I took what felt like the longest walk in history, back to the party, where I found my friends sat on the wall watching the sunrise. Kyle was sat there in the shades that had become his trademark on a night out. That was nothing new. Sitting next to him though, with Kyle’s arm around her, was a little blonde thing, Louise, who I recognised from Club Z. That was a surprise.
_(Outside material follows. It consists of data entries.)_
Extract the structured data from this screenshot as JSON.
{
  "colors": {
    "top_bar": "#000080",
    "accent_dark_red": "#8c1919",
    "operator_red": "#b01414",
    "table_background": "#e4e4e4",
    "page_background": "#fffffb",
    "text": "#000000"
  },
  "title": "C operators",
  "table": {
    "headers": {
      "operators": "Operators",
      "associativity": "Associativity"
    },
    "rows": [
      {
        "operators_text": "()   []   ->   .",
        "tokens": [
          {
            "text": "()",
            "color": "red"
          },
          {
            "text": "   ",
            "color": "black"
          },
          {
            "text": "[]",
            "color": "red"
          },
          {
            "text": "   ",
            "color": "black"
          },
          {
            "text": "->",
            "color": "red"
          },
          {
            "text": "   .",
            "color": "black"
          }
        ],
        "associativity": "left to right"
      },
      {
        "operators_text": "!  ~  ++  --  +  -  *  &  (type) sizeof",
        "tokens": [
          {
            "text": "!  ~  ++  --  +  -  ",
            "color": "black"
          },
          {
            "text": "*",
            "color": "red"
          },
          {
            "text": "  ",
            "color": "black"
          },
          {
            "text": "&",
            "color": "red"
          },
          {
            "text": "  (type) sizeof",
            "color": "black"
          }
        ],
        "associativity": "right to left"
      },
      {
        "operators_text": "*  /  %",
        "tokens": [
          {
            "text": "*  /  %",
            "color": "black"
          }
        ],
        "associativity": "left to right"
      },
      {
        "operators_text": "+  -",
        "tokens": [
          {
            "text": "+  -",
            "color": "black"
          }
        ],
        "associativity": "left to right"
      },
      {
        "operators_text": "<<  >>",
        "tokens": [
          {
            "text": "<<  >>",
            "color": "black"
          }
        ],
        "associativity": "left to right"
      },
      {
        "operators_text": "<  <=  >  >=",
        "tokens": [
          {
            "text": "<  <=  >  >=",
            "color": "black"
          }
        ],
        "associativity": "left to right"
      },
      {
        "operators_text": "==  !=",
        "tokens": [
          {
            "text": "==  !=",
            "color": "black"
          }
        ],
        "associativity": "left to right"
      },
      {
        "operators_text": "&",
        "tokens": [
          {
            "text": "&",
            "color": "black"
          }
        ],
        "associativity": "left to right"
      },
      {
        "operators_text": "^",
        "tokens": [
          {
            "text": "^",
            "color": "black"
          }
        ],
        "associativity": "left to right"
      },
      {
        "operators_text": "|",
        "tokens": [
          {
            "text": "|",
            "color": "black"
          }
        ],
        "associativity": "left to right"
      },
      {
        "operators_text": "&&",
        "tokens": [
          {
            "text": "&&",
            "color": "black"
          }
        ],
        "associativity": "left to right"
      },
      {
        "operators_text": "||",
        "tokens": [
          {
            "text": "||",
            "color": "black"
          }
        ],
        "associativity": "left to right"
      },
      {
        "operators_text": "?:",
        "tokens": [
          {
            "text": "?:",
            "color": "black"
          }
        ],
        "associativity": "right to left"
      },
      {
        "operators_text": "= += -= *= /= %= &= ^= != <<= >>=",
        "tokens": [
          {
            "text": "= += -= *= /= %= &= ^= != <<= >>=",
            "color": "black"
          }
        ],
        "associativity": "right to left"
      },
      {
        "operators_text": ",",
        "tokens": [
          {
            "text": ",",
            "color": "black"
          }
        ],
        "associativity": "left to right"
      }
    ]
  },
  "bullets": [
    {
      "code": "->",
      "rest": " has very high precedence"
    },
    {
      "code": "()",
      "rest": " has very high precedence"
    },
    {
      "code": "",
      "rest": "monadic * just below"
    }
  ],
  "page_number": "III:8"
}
“Where’ve you been? We thought you’d gone home!” Kyle shouted at me as he saw me walking up the path.
“Got a bit heavy last night mate, I had to go and chill-out somewhere,” I replied, looking down at his bi-colour jeans. “I don’t remember you wearing those two shades of blue jeans last night.”
Louise laughed.
“They’re wet bruv,” Kyle said, “I went in the sea.”
“Why’d you go in the sea?”
“To rescue Al.”
“Why was Al in-”
“I wasn’t,” Al interrupted me. “I was sat right next to him on the sea wall. The twat even told me he was going to rescue me, ‘Al’s drowning Kyle gotta save him’ he said. Before going in up to his thighs.”
I sat down next to them, feeling as rough as they all looked but glad I wasn’t the only one to see things that night.
“Where did you chill out?” James asked me.
“Under a beach hut by Wanton pier.”
“You spent the night under a beach hut?” James asked.
“Not the whole night. I spent the start of it running away from people with flowers growing out of their heads.”
“You fucking nutter!” Kyle laughed.
I smiled at him, “Like you said lifeguard Kyle. Proper trippy pills.”